There were several limitations of this study. First, there was a substantial loss of respondents at the 6-month follow-up, with a response rate of only 56.7%. Although there were few differences between those who did and did not provide data at follow-up, future studies should increase participation rates in follow-up evaluations, also considering longer time points (e.g., 1–2 years post-treatment). Patients with no follow-up data showed higher levels of psychopathological symptoms as measured by the SCL-90-R; thus, the present study may not adequately capture the course of patients who tended to achieve poorer outcomes and the results may be inflated in the direction of positive outcomes [15]. It is relevant to note that such limitations have been common in the few follow-up studies on the effectiveness of residential or inpatient treatment settings [18, 19, 49]. Another important limitation is that the study sample was mixed in terms of ED diagnoses, and the majority of patients were diagnosed with AN (purging or restricting types). Although the findings were comparable to those of similar studies of AN and BN patients [27,28,29], further replication considering AN or BN patient groups, specifically, is needed. Future studies should also explore which variables affect treatment dropout or premature discharge in residential treatments for ED patients. Furthermore, all measures considered in the CS approach were self-report, data were collected from a single residential treatment center, information about ED behaviors at discharge and BMI at the 6-month follow-up were not available, and the multidisciplinary nature of the therapeutic approach did not facilitate a deep understanding of the kind of intervention that would be most effective at promoting clinically significant or reliable change.
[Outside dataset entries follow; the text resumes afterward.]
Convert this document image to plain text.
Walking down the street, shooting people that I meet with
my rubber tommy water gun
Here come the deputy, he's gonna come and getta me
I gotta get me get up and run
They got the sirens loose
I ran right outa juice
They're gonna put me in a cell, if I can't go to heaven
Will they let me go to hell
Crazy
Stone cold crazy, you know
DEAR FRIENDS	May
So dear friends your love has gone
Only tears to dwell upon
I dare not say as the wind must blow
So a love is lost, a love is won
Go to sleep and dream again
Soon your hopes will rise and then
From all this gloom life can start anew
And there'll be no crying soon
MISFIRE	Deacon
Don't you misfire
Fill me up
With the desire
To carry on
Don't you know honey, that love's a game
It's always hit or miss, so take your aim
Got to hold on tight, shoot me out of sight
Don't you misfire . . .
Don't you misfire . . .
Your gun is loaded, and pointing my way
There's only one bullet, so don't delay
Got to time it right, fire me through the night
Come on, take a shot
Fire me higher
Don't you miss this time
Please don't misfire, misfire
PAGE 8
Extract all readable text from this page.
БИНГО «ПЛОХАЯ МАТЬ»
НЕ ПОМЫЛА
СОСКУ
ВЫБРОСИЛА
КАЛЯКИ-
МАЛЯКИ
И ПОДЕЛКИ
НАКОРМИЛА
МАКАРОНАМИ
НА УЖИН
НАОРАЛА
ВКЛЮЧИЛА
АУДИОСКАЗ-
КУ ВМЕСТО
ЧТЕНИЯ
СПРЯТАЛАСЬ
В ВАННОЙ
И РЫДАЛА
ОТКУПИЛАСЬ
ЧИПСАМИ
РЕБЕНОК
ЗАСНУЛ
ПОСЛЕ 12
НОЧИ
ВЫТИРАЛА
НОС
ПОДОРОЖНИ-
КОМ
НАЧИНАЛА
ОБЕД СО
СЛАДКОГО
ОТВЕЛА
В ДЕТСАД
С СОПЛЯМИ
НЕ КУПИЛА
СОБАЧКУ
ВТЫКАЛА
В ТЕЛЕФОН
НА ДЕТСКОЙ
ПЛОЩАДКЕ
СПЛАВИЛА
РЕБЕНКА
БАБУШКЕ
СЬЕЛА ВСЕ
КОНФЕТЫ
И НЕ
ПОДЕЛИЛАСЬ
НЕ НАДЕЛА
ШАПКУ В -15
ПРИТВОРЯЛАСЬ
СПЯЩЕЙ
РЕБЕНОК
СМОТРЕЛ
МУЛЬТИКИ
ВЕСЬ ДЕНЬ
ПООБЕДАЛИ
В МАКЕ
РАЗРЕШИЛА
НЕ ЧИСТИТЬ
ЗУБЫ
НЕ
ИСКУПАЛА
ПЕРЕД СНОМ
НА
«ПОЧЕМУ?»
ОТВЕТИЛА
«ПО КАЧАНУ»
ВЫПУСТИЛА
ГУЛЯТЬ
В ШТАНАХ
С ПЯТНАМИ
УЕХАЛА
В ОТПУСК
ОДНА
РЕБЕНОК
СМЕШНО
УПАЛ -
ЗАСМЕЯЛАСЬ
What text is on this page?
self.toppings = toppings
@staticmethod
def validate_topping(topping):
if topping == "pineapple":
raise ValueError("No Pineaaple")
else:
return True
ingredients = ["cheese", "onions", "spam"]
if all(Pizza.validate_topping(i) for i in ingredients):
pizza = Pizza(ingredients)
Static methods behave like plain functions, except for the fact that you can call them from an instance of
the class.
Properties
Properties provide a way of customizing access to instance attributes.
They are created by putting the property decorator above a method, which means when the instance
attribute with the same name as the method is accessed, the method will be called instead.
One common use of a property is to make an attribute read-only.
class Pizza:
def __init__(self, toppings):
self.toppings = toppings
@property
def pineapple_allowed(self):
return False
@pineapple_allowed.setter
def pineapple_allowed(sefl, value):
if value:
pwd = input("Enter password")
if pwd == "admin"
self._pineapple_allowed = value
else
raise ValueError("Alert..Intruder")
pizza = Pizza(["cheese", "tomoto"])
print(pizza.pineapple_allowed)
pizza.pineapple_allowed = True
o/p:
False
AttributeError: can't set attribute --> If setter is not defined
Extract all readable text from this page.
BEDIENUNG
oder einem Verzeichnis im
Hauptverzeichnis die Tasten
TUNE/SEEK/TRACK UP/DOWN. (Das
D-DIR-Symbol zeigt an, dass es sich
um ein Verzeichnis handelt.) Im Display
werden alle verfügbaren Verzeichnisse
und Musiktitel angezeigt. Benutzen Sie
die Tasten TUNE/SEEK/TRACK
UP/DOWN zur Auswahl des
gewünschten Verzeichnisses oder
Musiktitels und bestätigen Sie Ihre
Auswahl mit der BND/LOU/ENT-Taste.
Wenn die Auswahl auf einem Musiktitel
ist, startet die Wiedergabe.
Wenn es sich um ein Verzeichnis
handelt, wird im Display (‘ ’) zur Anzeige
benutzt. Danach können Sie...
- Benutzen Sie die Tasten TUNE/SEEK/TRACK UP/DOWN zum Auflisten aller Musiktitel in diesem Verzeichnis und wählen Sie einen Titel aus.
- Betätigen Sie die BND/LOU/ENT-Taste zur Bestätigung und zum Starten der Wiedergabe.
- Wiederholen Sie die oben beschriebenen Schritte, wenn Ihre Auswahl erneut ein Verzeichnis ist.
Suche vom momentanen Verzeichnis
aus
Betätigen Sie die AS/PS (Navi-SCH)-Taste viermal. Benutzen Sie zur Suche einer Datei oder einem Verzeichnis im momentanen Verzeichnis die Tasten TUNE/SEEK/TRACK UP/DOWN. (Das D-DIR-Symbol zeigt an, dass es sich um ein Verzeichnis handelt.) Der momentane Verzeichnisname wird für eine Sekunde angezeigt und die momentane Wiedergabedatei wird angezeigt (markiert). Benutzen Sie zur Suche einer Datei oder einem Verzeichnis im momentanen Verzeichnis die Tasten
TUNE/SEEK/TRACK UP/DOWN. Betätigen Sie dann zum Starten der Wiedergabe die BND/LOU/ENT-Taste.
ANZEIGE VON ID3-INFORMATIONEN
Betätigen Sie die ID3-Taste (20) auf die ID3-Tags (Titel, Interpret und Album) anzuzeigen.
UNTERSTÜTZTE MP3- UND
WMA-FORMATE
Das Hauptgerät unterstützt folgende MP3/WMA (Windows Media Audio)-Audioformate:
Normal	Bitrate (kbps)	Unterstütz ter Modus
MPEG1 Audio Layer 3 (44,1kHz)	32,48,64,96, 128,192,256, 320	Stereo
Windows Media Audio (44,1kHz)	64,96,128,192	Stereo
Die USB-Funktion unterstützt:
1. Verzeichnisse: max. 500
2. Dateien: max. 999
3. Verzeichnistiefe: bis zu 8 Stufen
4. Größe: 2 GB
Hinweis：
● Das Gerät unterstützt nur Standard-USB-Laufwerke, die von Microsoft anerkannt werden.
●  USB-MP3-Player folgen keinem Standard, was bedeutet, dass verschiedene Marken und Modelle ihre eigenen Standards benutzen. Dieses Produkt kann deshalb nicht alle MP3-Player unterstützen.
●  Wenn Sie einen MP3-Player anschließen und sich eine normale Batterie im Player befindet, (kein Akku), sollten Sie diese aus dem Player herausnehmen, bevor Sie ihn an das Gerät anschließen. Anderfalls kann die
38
Furthermore, the CS method and its formulas, as proposed by Jacobson and Truax, also suffer from some limitations. Criticism of the RCI has focused on the phenomenon of regression toward the mean [63] and the dependence of the criterion c from the outcome measure considered. However, several studies comparing different methodologies to assess clinical significance have shown high rates of agreement between them [64, 65], suggesting that such methods are substantially equivalent and reliable.

The present study suggested that the CS approach can facilitate a deeper understanding of the variability of ED patients’ responses to treatment and can generate results that are able to be communicated in everyday language and used to guide the treatment of individual patients [24]. Specifically, it might be particularly useful to provide clinicians with findings on variables that may interfere with patients’ remission process to inform future practice in the area of residential treatment.